George Bull | |
---|---|
Born | 25 March 1634 Wells, Somerset |
Died | 17 February 1710 (aged 75) Brecknock, Powys |
Nationality | English |
Occupation | theologian, bishop |
George Bull (25 March 1634 – 17 February 1710) was an English theologian and Bishop of St David's.
He was born, 25 March 1634, in the parish of St. Cuthbert, Wells, and educated in the grammar school at Wells, and then at Blundell's School in Tiverton under Samuel Butler. Before he was fourteen years old he went into residence at Exeter College, Oxford, where he became a friend of Thomas Clifford. In 1649, his tutor Baldwin Ackland refused to take the engagement, and together they left the university and settled at North Cadbury in Somerset.
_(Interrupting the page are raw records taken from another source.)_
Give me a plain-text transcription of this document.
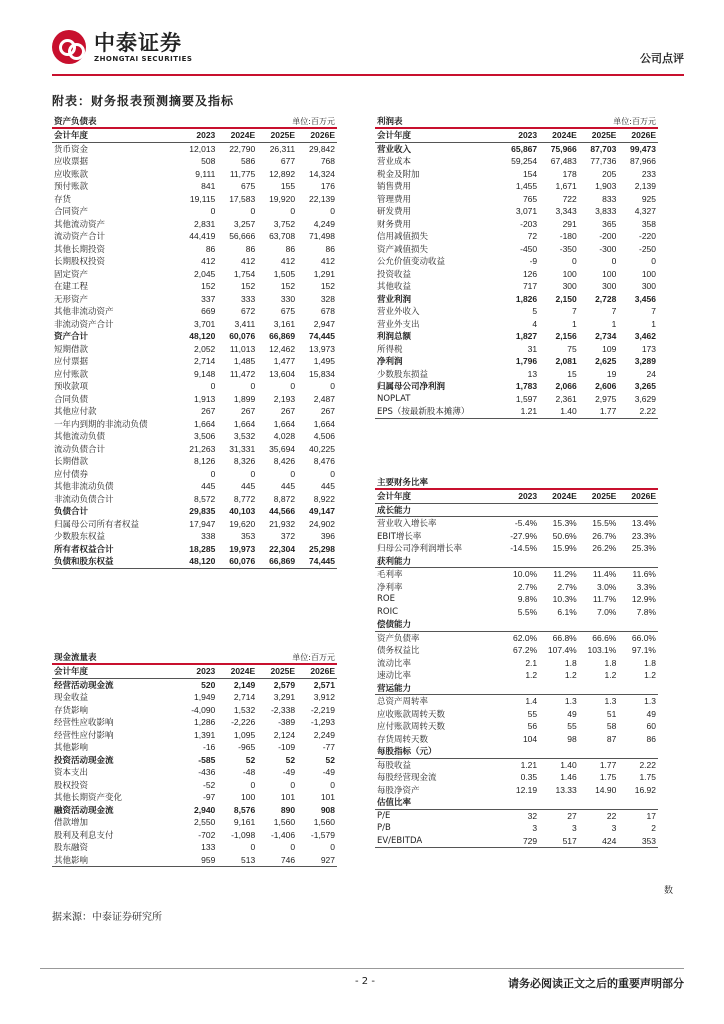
中泰证券
ZHONGTAI SECURITIES	公司点评
附表：财务报表预测摘要及指标
资产负债表			单位:百万元	
会计年度	2023	2024E	2025E	2026E
货币资金	12,013	22,790	26,311	29,842
应收票据	508	586	677	768
应收账款	9,111	11,775	12,892	14,324
预付账款	841	675	155	176
存货	19,115	17,583	19,920	22,139
合同资产	0	0	0	0
其他流动资产	2,831	3,257	3,752	4,249
流动资产合计	44,419	56,666	63,708	71,498
其他长期投资	86	86	86	86
长期股权投资	412	412	412	412
固定资产	2,045	1,754	1,505	1,291
在建工程	152	152	152	152
无形资产	337	333	330	328
其他非流动资产	669	672	675	678
非流动资产合计	3,701	3,411	3,161	2,947
资产合计	48,120	60,076	66,869	74,445
短期借款	2,052	11,013	12,462	13,973
应付票据	2,714	1,485	1,477	1,495
应付账款	9,148	11,472	13,604	15,834
预收款项	0	0	0	0
合同负债	1,913	1,899	2,193	2,487
其他应付款	267	267	267	267
一年内到期的非流动负债	1,664	1,664	1,664	1,664
其他流动负债	3,506	3,532	4,028	4,506
流动负债合计	21,263	31,331	35,694	40,225
长期借款	8,126	8,326	8,426	8,476
应付债券	0	0	0	0
其他非流动负债	445	445	445	445
非流动负债合计	8,572	8,772	8,872	8,922
负债合计	29,835	40,103	44,566	49,147
归属母公司所有者权益	17,947	19,620	21,932	24,902
少数股东权益	338	353	372	396
所有者权益合计	18,285	19,973	22,304	25,298
负债和股东权益	48,120	60,076	66,869	74,445
利润表			单位:百万元	
会计年度	2023	2024E	2025E	2026E
营业收入	65,867	75,966	87,703	99,473
营业成本	59,254	67,483	77,736	87,966
税金及附加	154	178	205	233
销售费用	1,455	1,671	1,903	2,139
管理费用	765	722	833	925
研发费用	3,071	3,343	3,833	4,327
财务费用	-203	291	365	358
信用减值损失	72	-180	-200	-220
资产减值损失	-450	-350	-300	-250
公允价值变动收益	-9	0	0	0
投资收益	126	100	100	100
其他收益	717	300	300	300
营业利润	1,826	2,150	2,728	3,456
营业外收入	5	7	7	7
营业外支出	4	1	1	1
利润总额	1,827	2,156	2,734	3,462
所得税	31	75	109	173
净利润	1,796	2,081	2,625	3,289
少数股东损益	13	15	19	24
归属母公司净利润	1,783	2,066	2,606	3,265
NOPLAT	1,597	2,361	2,975	3,629
EPS（按最新股本摊薄）	1.21	1.40	1.77	2.22
主要财务比率				
会计年度	2023	2024E	2025E	2026E
成长能力				
营业收入增长率	-5.4%	15.3%	15.5%	13.4%
EBIT增长率	-27.9%	50.6%	26.7%	23.3%
归母公司净利润增长率	-14.5%	15.9%	26.2%	25.3%
获利能力				
毛利率	10.0%	11.2%	11.4%	11.6%
净利率	2.7%	2.7%	3.0%	3.3%
ROE	9.8%	10.3%	11.7%	12.9%
ROIC	5.5%	6.1%	7.0%	7.8%
偿债能力				
资产负债率	62.0%	66.8%	66.6%	66.0%
债务权益比	67.2%	107.4%	103.1%	97.1%
流动比率	2.1	1.8	1.8	1.8
速动比率	1.2	1.2	1.2	1.2
营运能力				
总资产周转率	1.4	1.3	1.3	1.3
应收账款周转天数	55	49	51	49
应付账款周转天数	56	55	58	60
存货周转天数	104	98	87	86
每股指标（元）				
每股收益	1.21	1.40	1.77	2.22
每股经营现金流	0.35	1.46	1.75	1.75
每股净资产	12.19	13.33	14.90	16.92
估值比率				
P/E	32	27	22	17
P/B	3	3	3	2
EV/EBITDA	729	517	424	353
现金流量表			单位:百万元	
会计年度	2023	2024E	2025E	2026E
经营活动现金流	520	2,149	2,579	2,571
现金收益	1,949	2,714	3,291	3,912
存货影响	-4,090	1,532	-2,338	-2,219
经营性应收影响	1,286	-2,226	-389	-1,293
经营性应付影响	1,391	1,095	2,124	2,249
其他影响	-16	-965	-109	-77
投资活动现金流	-585	52	52	52
资本支出	-436	-48	-49	-49
股权投资	-52	0	0	0
其他长期资产变化	-97	100	101	101
融资活动现金流	2,940	8,576	890	908
借款增加	2,550	9,161	1,560	1,560
股利及利息支付	-702	-1,098	-1,406	-1,579
股东融资	133	0	0	0
其他影响	959	513	746	927
数
据来源：中泰证券研究所
- 2 -	请务必阅读正文之后的重要声明部分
He then studied under William Thomas, rector of Ubley and a puritan divine; Bull, however, was more influenced by his son Samuel Thomas, who directed Bull to read Richard Hooker, Henry Hammond, and Jeremy Taylor. On leaving Thomas, Bull applied to Robert Skinner, the ejected bishop of Oxford, for episcopal ordination, and was ordained by him deacon and priest the same day, aged 21. After his ordination he took the small living of St. George's, near Bristol. Bull, like Robert Sanderson and others, used the church prayers, which he knew by heart, without the book. He used to spend two months every year at Oxford and on his way there and back he visited Sir William Master of Abbey House, Cirencester. He met in this way the rector Alexander Gregory, whose daughter Bridget he married on Ascension Day, 1658. In the same year he was presented to the rectory of Siddington St. Mary's, near Cirencester, through the influence of Lady Pool, the lady of the manor. In 1659 the rectory at Siddington became one of the many places of meeting at which the friends of the exiled dynasty assembled to concert measures for the restoration of Charles II of England.